Contact with them was the reason to learn many interesting stories. The first ones I met were two boys from Vlora, Mustafa Iliazi and Namik Zeneli.
They were convicted of wanting to assassinate Khrushchev when he came to visit Pashaliman in May 1959. I don’t know how true this accusation is, but they are very communicative and affectionate with other convicts.
Now that relations with Moscow have been broken and, moreover, Khrushchev has been declared an enemy of communism, Mustafa and Namiku have written a letter to the Government, to reconsider their punishment.
This was a good omen, but luck was not with them.
The answer that came from Tirana finally erased all hope. The attempt to kill Khrushchev was indeed political – the Tirana officials said – but you had not made the plan to destroy an enemy of the Labor Party, but a great friend of ours and of Socialism as a whole.

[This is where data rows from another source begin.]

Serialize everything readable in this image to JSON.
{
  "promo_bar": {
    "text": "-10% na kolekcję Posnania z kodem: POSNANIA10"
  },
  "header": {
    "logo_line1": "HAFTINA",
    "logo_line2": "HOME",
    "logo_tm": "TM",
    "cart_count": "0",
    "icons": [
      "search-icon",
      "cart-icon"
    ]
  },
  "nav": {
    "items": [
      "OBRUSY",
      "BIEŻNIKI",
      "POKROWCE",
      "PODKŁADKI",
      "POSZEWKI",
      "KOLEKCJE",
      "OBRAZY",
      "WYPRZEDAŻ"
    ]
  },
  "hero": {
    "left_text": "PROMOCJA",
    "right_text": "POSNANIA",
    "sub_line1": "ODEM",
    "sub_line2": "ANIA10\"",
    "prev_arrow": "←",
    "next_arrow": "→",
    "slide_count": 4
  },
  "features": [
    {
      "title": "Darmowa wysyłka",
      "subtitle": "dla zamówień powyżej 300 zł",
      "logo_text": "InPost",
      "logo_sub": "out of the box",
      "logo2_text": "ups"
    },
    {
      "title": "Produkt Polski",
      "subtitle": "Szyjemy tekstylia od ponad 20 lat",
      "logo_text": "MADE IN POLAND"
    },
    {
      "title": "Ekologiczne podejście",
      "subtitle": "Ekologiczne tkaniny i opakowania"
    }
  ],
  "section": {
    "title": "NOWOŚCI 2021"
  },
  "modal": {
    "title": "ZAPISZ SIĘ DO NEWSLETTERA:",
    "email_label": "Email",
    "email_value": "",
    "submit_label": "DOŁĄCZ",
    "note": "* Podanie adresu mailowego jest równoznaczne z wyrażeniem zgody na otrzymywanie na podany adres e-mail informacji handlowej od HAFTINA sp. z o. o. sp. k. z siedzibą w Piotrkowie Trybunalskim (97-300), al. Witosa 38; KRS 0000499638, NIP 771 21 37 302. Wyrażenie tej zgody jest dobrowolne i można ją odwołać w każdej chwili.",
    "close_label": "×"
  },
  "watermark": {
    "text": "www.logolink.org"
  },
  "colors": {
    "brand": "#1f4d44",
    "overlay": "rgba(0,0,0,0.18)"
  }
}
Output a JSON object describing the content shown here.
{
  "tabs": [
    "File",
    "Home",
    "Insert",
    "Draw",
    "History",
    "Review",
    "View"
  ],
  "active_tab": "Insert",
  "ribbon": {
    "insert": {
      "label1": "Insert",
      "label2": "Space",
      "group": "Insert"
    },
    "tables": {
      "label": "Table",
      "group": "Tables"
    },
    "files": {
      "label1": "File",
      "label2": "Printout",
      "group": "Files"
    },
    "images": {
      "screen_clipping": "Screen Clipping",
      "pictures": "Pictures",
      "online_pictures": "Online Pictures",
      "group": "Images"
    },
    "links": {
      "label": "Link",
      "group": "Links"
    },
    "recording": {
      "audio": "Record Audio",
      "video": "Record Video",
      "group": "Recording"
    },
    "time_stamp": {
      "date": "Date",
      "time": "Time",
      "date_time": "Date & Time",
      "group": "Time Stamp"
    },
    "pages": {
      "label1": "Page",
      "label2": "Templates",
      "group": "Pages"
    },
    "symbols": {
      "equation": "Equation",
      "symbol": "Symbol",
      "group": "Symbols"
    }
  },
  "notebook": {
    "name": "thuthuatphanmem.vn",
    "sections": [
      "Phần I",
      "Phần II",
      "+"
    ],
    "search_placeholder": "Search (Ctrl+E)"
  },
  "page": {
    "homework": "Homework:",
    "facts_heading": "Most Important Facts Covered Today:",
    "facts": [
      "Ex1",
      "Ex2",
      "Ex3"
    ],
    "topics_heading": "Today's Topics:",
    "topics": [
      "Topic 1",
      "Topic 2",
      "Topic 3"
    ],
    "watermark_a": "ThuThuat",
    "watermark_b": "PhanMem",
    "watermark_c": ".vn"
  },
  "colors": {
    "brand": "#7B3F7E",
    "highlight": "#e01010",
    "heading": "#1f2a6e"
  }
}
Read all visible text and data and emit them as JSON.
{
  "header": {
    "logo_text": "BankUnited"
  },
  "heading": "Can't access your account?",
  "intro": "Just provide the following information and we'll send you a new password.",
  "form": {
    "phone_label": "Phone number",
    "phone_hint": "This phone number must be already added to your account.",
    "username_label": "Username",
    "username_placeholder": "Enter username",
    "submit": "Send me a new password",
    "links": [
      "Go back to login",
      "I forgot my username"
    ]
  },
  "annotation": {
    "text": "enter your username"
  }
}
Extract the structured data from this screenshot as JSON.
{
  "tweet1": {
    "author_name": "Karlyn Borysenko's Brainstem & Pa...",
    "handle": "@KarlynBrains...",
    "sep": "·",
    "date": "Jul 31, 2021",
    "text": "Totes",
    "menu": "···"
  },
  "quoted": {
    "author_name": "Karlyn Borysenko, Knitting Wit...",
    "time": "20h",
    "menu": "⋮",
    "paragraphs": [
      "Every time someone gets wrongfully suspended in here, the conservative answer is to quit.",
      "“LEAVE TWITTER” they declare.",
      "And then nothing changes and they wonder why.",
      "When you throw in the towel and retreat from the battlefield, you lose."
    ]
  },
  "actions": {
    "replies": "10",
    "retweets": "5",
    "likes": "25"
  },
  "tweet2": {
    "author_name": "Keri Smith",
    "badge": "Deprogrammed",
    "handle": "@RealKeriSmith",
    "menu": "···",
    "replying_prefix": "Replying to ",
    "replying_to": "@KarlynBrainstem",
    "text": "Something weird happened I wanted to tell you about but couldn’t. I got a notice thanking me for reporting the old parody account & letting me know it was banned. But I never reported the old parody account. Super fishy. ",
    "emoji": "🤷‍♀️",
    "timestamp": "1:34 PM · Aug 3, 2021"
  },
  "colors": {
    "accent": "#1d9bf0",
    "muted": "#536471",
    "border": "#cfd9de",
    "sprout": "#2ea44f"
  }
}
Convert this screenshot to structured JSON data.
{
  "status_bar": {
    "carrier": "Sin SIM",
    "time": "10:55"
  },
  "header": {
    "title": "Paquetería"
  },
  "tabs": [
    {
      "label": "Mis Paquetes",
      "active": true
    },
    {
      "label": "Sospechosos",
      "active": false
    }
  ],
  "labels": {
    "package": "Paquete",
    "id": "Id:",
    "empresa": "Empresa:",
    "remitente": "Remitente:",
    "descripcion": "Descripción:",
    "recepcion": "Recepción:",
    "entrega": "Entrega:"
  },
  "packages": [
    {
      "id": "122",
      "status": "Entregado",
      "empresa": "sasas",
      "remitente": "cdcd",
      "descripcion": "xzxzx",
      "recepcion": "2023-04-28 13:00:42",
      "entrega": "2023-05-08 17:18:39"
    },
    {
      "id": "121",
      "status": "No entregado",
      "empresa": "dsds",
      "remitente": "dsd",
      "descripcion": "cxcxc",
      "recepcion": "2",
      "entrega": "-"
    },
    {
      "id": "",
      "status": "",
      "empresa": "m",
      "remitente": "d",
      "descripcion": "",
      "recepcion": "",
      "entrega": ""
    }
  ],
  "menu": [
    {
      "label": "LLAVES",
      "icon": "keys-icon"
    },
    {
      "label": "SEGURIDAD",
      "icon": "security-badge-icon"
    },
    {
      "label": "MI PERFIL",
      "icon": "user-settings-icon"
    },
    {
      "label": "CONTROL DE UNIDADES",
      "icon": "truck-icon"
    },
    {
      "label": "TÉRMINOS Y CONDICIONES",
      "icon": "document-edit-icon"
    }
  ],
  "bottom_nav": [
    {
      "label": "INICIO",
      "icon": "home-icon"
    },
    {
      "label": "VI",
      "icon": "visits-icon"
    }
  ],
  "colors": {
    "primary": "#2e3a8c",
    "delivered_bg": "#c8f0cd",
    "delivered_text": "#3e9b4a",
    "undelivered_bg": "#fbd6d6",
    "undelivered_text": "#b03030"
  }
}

That’s how Mustafa and Namiku gathered their minds and put off the days they had left. A young man often stayed with them, from Medari i Gjirokastra. His name was Sazan Hadëri and they said he was the grandson of Shefqet Peçi.
Sazani, you had a short but compact body. He was well prepared for fighting and all kinds of police arrests as he had completed the Police School in the Personal Security branch. He had worked for some time in his profession.
This had given him the opportunity to go abroad, where he had seen a different reality than what was being talked about here. As far as he had seen, he had spoken. As the grandson of the eldest, he had been called and ordered not to babble, but he in his.
Then he was arrested with a hostile group and sentenced to 25 years in prison. “There are no shackles for me”, Sazani said and said that he would break the prison and run away, he would weave plans, how to cross the barbed wire…!
TUESDAY
SEPTEMBER 5, 1966
It was the moment when we are returning from work in the prison camp. At the top of the stairs of the silo, with the name written at the entrance: ‘Sleeper’, someone came out and was reading the telegrams and letters that came in the mail. A great calm is thus established. In the middle, the name Neim Pashaj is heard.
– Here, here, I answered and went and took the letter addressed by Ylli, the brother behind me. I moved a little further, opened it quickly and began to read in one breath.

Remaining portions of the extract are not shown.